PLC is mandatory only if you choose a unit that the builder has designated as a preferred location unit. If you select a standard unit without any park facing, corner, or high-floor premium, PLC typically does not apply. Most projects have a mix of PLC and non-PLC units.
Yes. PLC is one of the more negotiable components in a property deal. Negotiation is most effective during pre-launch, when market conditions are slow, or when you are buying multiple units. Tactics include requesting a complete waiver on one PLC type, negotiating BSP reduction instead, or asking for free parking in lieu of PLC reduction.
PLC is calculated either as a fixed per sq ft amount multiplied by the unit's super built-up or carpet area, or as a flat lump sum per unit. Multiple PLC types (park facing plus corner plus floor rise) are often added together, which can significantly increase the effective cost above BSP.
This depends on the terms of your allotment letter and the builder's refund policy. In most cases, PLC paid as part of the initial booking amount is treated the same as the BSP component and is subject to the same cancellation deduction policy. RERA requires builders to refund amounts with interest if the project is delayed beyond the committed date.
It depends on whether the preferred location genuinely delivers a lasting advantage. Park facing units in projects with limited such inventory and high-floor units in projects with strong views typically command a resale premium. Generic or poorly defined PLC (a "garden facing" unit where the garden is minimal) may not recover the premium at resale.
Under RERA, all charges including PLC must be disclosed and should form part of the total consideration in the agreement for sale. PLC cannot be an undisclosed side payment. It must appear in your registered agreement, which also serves as the basis for stamp duty calculation in most states.
Floor rise charge is a specific type of PLC that increases the cost of a unit based on how high it is in the building, typically applied per floor slab above a base level. Broader PLC covers location-based premiums like park facing or corner positions. Some builders list floor rise as a separate line item; others bundle it under PLC. Both are negotiable.
In mid-segment projects in Noida (Sector 150, Sector 108, Greater Noida West), PLC typically ranges from ₹150 to ₹500 per sq ft depending on the type. In premium Gurgaon projects (Golf Course Road, Dwarka Expressway luxury segment), PLC can range from ₹500 to ₹2,000 per sq ft for sought-after views.

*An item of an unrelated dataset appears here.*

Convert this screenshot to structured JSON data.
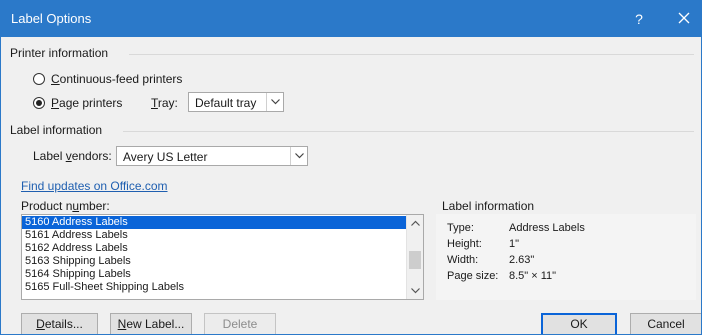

Floor rise charges in both markets commonly run ₹25 to ₹100 per sq ft per floor band.
Preferential location charge is a legitimate pricing tool in real estate, but it is one that buyers frequently overpay because they do not understand it or do not push back. Knowing what each charge covers, how it is calculated, when RERA protects you, and where the builder has flexibility puts you in a fundamentally stronger negotiating position.
Before you sign anything: get the full cost sheet in writing, check the RERA registration documents, visit the unit and verify whether the "preferred" location actually delivers what the label promises, and then negotiate. PLC is not fixed. In most markets and for most project types, a buyer who asks clearly and comes prepared with alternatives will reduce or eliminate at least one component of their PLC stack.
The ₹4.5 lakh surprise in your inbox does not have to be the final number.